The AI Engine API supports
floating-point operations through emulation using bfloat16. Various precisions can be used for all operations which is set
by the flag --aie.float-accuracy safe|fast|low:
-
safe: Accuracy similar to FP32. -
fast: (default) Improved performance with slightly less accuracy than FP32. -
low: Best performances with better accuracy than FP16 andbfloat16.
float f=2.0f;
bfloat16 bf=(bfloat16)f;
float f2=(float)bf;
int32 ia=aie::to_fixed(f);
int16 ib=aie::to_fixed(bf);
float f3=aie::to_float(ib);
bfloat16 bf2=aie::to_float(ib);
float sqrt_f=aie::sqrt(f);
bfloat16 inv_bf=aie::inv(bf);
bfloat16 invsqrt_bf=aie::invsqrt(bf);
The AI Engine
API also supports conversion from complex integer to complex floating-point with aie::to_float:
cint16 c16;
cint32 c32;
cfloat cf=aie::to_float(c16,0);//shift=0
cfloat cf2=aie::to_float(c32,2);//shift=2
aie::vector<int16,16> vc16;
aie::vector<int32,16> vc32;
auto vcf=aie::to_float(vc16,0);//shift=0
auto vcf2=aie::to_float(vc32,2);//shift=2
The AI Engine
API supports conversion between floating-point accumulator registers and bfloat16 vector registers. It also supports floating-point
and bfloat16 to integer conversion:
aie::accum<accfloat,16> vf;
aie::vector<bfloat16,16> vbf=vf.to_vector<bfloat16>();
aie::accum<accfloat,16> vf2;
vf2.from_vector(vbf,0);
aie::vector<float,16> vf3;
aie::vector<int32,16> vi=aie::to_fixed<int32>(vf3,0);
auto vi2=aie::to_fixed<int32>(vbf,0);
The AI Engine
API supports multiple lanes of bfloat16 multiplication
and accumulation. It supports single-precision floating-point multiplication and
accumulation through emulation. The unit reuses the vector register files and permute
network of the fixed-point data path. In general, only one vector instruction per cycle
can be performed in fixed-point or floating-point.

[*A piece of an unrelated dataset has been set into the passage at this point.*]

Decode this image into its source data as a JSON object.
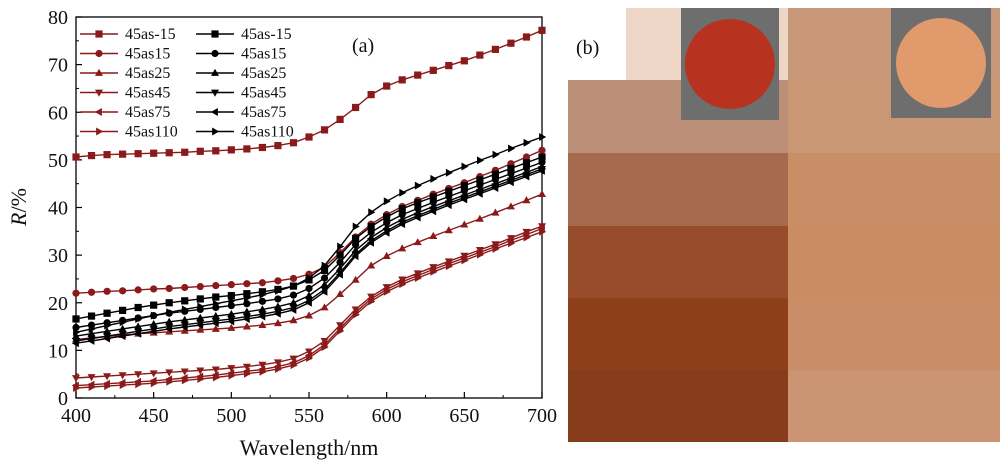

Floating-point MACs have a latency of two-cycles, thus, using two accumulators in a ping-pong manner helps performance.
auto ita=aie::begin_vector<16>(data1);
auto itb=aie::begin_vector<16>(data2);
auto ito=aie::begin(out);
aie::accum<accfloat,16> acc1=aie::zeros<accfloat,16>();
aie::accum<accfloat,16> acc2=aie::zeros<accfloat,16>();
aie::vector<bfloat16,16> va,vb;
for(int i=0;i<32;i++) chess_prepare_for_pipelining {
va=*ita++;
vb=*itb++;
acc1=aie::mac(acc1,va,vb);
va=*ita++;
vb=*itb++;
acc2=aie::mac(acc2,va,vb);
}
auto acc=aie::add(acc1,acc2);
auto sum=aie::reduce_add(acc.to_vector<float>(0));
*ito=(bfloat16)sum;